Diversification Opportunities for YieldMax AMZN and MATIC
0.27 | Correlation Coefficient |
Modest diversification
The 3 months correlation between YieldMax and MATIC is 0.27. Overlapping area represents the amount of risk that can be diversified away by holding YieldMax AMZN Option and MATIC in the same portfolio, assuming nothing else is changed. The correlation between historical prices or returns on MATIC and YieldMax AMZN is a relative statistical measure of the degree to which these equity instruments tend to move together. The correlation coefficient measures the extent to which returns on YieldMax AMZN Option are associated (or correlated) with MATIC. Values of the correlation coefficient range from -1 to +1, where. The correlation of zero (0) is possible when the price movement of MATIC has no effect on the direction of YieldMax AMZN i.e., YieldMax AMZN and MATIC go up and down completely randomly.
Pair Corralation between YieldMax AMZN and MATIC
Given the investment horizon of 90 days YieldMax AMZN is expected to generate 1.04 times less return on investment than MATIC. But when comparing it to its historical volatility, YieldMax AMZN Option is 3.49 times less risky than MATIC. It trades about 0.13 of its potential returns per unit of risk. MATIC is currently generating about 0.04 of returns per unit of risk over similar time horizon. If you would invest 23.00 in MATIC on May 17, 2025 and sell it today you would earn a total of 1.00 from holding MATIC or generate 4.35% return on investment over 90 days.
Time Period | 3 Months [change] |
Direction | Moves Together |
Strength | Very Weak |
Accuracy | 96.88% |
Values | Daily Returns |
YieldMax AMZN Option vs. MATIC
Performance |
Timeline |
YieldMax AMZN Option |
MATIC |
YieldMax AMZN and MATIC Volatility Contrast
Predicted Return Density |
Returns |
Pair Trading with YieldMax AMZN and MATIC
The main advantage of trading using opposite YieldMax AMZN and MATIC positions is that it hedges away some unsystematic risk. Because of two separate transactions, even if YieldMax AMZN position performs unexpectedly, MATIC can make up some of the losses.
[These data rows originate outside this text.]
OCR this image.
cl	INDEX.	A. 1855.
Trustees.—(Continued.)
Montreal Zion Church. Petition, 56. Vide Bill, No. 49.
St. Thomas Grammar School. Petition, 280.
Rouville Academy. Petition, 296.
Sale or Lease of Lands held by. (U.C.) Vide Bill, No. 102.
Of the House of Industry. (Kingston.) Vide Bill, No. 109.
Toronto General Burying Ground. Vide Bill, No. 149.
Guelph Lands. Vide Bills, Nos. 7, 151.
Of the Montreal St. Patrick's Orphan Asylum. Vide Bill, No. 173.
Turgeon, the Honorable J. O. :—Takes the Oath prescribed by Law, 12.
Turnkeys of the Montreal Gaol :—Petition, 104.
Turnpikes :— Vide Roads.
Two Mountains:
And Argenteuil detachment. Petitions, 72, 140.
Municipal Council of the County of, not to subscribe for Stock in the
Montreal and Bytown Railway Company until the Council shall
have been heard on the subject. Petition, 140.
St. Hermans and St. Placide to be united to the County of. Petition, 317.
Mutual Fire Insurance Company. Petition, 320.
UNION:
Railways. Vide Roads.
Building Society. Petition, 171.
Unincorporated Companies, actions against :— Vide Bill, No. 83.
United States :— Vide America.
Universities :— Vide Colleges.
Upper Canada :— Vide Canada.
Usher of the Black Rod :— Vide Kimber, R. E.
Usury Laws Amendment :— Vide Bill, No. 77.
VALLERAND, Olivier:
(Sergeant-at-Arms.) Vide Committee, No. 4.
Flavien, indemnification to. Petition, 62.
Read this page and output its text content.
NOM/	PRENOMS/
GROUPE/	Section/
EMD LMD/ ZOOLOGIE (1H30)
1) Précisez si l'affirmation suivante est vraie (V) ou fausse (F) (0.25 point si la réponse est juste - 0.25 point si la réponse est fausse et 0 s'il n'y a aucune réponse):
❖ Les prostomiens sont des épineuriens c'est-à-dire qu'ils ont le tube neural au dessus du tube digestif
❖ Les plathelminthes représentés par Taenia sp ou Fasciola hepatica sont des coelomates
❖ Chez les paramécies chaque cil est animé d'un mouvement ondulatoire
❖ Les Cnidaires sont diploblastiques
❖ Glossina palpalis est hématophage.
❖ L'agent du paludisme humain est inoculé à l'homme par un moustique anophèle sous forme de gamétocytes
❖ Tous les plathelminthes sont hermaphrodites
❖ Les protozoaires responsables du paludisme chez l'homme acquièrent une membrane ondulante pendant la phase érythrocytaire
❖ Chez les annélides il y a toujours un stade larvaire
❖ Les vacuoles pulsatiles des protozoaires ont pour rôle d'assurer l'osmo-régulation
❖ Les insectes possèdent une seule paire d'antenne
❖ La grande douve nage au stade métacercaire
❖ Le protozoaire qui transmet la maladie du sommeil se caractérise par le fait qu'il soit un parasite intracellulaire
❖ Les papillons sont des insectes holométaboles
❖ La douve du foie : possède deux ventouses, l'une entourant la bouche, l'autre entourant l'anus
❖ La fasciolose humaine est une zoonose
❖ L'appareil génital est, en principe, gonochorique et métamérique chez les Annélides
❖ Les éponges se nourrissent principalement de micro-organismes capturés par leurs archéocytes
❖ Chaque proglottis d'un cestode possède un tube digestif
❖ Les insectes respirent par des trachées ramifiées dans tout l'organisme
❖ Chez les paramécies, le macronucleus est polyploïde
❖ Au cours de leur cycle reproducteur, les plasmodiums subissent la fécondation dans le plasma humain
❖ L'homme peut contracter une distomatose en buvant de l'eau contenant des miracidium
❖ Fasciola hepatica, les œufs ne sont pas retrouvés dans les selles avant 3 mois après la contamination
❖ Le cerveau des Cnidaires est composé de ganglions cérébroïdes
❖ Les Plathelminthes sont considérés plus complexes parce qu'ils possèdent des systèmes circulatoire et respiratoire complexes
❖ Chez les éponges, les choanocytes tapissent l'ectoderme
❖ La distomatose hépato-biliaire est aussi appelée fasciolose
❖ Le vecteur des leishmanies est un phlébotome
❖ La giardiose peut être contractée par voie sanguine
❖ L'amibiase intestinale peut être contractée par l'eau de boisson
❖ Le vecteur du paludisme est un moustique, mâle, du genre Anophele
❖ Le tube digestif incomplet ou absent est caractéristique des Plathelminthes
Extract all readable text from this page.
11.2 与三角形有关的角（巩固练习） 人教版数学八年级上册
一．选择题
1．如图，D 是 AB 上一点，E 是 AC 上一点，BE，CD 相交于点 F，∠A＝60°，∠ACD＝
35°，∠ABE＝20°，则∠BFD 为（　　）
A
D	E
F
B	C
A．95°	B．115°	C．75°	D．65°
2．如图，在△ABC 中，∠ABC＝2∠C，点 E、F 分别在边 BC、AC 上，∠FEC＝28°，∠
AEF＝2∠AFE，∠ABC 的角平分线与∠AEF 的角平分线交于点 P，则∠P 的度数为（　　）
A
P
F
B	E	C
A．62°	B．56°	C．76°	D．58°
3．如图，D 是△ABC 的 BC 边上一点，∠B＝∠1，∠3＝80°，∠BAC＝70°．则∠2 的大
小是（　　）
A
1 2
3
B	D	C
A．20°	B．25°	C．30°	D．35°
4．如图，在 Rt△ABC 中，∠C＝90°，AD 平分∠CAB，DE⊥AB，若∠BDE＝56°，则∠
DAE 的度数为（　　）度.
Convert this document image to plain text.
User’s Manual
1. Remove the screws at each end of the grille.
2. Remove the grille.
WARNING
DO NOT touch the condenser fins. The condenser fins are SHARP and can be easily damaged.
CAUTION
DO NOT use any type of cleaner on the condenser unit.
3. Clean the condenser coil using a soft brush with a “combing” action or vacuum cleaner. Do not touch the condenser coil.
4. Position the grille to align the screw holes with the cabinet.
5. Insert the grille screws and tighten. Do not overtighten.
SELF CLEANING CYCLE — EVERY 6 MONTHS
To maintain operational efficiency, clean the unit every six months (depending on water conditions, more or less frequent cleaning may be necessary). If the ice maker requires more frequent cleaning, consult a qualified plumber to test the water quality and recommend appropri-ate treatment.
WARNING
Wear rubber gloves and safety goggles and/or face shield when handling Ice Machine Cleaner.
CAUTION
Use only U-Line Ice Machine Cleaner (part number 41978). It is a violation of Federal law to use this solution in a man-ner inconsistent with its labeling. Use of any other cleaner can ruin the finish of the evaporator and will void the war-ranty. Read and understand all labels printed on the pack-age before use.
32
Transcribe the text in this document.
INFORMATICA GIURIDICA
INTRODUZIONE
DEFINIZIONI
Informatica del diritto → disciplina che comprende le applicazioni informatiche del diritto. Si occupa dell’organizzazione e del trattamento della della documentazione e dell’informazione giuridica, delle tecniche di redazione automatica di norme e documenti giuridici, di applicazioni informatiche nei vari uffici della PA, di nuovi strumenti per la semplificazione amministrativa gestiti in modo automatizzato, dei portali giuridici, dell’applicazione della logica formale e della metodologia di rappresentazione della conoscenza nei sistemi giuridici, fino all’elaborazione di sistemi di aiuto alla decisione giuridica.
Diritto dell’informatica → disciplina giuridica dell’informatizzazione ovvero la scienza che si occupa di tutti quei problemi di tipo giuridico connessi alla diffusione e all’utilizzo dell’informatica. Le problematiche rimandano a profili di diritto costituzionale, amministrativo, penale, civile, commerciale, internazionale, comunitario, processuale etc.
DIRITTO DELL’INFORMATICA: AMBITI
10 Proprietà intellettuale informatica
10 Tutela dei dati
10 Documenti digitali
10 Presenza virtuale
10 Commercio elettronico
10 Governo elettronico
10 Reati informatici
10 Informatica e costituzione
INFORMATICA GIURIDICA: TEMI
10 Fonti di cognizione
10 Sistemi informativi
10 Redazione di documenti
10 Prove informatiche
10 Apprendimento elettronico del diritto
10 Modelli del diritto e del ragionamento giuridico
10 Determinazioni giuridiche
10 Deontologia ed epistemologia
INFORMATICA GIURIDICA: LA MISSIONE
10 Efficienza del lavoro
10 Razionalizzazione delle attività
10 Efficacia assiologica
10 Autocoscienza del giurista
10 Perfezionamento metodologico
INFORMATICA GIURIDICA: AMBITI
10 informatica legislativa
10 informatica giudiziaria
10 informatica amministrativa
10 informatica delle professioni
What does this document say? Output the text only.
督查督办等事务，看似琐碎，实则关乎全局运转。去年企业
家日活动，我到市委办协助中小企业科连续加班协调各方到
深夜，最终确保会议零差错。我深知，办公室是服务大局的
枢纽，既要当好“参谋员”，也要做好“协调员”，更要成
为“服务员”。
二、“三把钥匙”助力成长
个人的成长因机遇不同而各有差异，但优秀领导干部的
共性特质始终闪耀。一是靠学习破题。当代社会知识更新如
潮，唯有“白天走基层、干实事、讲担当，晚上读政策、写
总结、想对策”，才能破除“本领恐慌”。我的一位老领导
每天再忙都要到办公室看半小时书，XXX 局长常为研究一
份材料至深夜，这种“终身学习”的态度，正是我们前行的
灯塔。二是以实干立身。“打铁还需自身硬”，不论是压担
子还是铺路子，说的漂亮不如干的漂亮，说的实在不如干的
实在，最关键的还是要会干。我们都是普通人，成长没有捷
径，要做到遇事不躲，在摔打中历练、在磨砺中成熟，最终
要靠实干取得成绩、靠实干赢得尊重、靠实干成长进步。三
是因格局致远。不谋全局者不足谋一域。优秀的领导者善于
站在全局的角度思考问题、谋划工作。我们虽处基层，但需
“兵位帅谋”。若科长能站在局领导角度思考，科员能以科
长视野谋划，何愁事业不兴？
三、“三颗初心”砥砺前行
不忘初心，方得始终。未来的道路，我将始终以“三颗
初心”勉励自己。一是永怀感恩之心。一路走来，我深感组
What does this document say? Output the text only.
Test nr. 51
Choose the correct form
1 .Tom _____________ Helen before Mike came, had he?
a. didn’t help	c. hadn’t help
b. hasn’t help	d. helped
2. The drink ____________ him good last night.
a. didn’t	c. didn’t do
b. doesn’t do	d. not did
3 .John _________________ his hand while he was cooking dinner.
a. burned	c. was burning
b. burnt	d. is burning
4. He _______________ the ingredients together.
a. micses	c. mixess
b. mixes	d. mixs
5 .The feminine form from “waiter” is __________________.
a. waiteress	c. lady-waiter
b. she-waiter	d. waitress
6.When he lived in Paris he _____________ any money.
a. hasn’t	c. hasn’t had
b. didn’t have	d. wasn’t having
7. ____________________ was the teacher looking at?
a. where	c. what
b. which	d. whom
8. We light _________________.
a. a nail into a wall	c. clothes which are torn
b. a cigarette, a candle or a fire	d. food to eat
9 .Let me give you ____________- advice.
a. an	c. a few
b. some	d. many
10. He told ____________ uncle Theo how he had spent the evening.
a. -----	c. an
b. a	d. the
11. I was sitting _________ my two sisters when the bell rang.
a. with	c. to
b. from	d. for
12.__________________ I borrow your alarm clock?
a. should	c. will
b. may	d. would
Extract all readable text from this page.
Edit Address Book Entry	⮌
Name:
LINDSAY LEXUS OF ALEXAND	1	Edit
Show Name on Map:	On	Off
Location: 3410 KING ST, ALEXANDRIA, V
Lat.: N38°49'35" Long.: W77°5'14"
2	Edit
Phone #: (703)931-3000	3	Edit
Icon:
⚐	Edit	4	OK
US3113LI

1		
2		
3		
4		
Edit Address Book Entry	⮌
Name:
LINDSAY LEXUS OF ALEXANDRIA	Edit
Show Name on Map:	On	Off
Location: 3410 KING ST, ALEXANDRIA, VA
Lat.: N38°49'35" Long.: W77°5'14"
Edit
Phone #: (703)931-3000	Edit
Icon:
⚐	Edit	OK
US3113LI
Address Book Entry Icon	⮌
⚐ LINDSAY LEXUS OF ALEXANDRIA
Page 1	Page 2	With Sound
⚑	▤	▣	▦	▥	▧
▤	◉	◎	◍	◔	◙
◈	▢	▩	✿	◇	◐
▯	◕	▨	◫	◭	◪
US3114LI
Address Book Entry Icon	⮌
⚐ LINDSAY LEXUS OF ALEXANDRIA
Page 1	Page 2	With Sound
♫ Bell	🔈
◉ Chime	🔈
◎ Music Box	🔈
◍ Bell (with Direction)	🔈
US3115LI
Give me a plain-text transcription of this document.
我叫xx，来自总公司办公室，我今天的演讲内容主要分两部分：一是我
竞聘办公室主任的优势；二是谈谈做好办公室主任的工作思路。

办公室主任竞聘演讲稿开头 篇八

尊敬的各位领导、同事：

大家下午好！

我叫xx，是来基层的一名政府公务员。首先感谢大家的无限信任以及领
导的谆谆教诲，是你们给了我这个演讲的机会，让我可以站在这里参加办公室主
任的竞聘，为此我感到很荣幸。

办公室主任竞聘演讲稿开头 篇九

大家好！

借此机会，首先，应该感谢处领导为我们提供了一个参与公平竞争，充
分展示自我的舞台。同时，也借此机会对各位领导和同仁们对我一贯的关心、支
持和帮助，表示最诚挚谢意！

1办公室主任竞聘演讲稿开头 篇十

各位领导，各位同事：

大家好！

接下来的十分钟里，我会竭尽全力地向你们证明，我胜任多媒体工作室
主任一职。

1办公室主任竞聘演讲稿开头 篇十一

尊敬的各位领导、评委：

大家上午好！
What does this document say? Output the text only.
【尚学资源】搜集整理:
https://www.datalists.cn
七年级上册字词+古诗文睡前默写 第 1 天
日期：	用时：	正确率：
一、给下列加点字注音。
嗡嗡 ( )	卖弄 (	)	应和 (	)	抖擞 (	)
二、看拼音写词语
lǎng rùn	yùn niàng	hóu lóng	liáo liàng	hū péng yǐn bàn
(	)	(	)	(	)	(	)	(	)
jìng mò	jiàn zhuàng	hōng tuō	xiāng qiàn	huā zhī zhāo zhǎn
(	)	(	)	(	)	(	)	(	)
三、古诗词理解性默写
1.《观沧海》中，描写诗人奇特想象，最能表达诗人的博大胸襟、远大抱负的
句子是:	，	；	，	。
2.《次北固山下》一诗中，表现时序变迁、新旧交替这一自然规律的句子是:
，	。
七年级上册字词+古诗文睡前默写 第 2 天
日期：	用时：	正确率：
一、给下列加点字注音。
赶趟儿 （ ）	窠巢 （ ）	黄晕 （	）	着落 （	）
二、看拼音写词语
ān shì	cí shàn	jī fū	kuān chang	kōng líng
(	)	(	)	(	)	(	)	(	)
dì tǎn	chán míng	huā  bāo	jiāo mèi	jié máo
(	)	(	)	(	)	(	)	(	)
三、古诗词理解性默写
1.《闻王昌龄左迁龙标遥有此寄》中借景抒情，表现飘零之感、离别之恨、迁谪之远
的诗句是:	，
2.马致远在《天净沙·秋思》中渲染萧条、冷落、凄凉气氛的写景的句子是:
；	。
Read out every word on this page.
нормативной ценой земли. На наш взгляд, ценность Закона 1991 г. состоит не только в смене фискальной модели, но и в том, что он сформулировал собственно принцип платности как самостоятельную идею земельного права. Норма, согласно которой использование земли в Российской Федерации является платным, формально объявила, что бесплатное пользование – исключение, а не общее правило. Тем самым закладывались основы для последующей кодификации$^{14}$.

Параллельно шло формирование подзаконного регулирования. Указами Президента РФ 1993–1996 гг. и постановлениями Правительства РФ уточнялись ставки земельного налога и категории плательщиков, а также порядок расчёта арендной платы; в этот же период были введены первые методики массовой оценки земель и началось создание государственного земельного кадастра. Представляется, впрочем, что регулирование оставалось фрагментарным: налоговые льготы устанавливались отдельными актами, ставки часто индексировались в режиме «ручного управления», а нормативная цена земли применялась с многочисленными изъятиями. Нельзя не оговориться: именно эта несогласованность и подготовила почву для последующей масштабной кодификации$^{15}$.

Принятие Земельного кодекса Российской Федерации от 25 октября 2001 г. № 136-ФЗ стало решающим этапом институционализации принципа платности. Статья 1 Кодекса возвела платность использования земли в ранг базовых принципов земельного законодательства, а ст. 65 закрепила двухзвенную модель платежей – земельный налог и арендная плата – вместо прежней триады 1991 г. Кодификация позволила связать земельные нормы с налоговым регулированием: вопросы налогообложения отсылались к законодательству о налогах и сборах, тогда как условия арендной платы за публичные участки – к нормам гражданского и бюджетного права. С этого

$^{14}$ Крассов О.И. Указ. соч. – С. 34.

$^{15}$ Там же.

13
Pair trading also minimizes risk from directional movements in the market. For example, if an entire industry or sector drops because of unexpected headlines, the short position in MATIC will offset losses from the drop in MATIC's long position.YieldMax AMZN vs. Tidal Trust II | YieldMax AMZN vs. Tidal Trust II | YieldMax AMZN vs. T Rex 2X Long | YieldMax AMZN vs. Defiance Daily Target |
Check out your portfolio center.Note that this page's information should be used as a complementary analysis to find the right mix of equity instruments to add to your existing portfolios or create a brand new portfolio. You can also try the My Watchlist Analysis module to analyze my current watchlist and to refresh optimization strategy. Macroaxis watchlist is based on self-learning algorithm to remember stocks you like.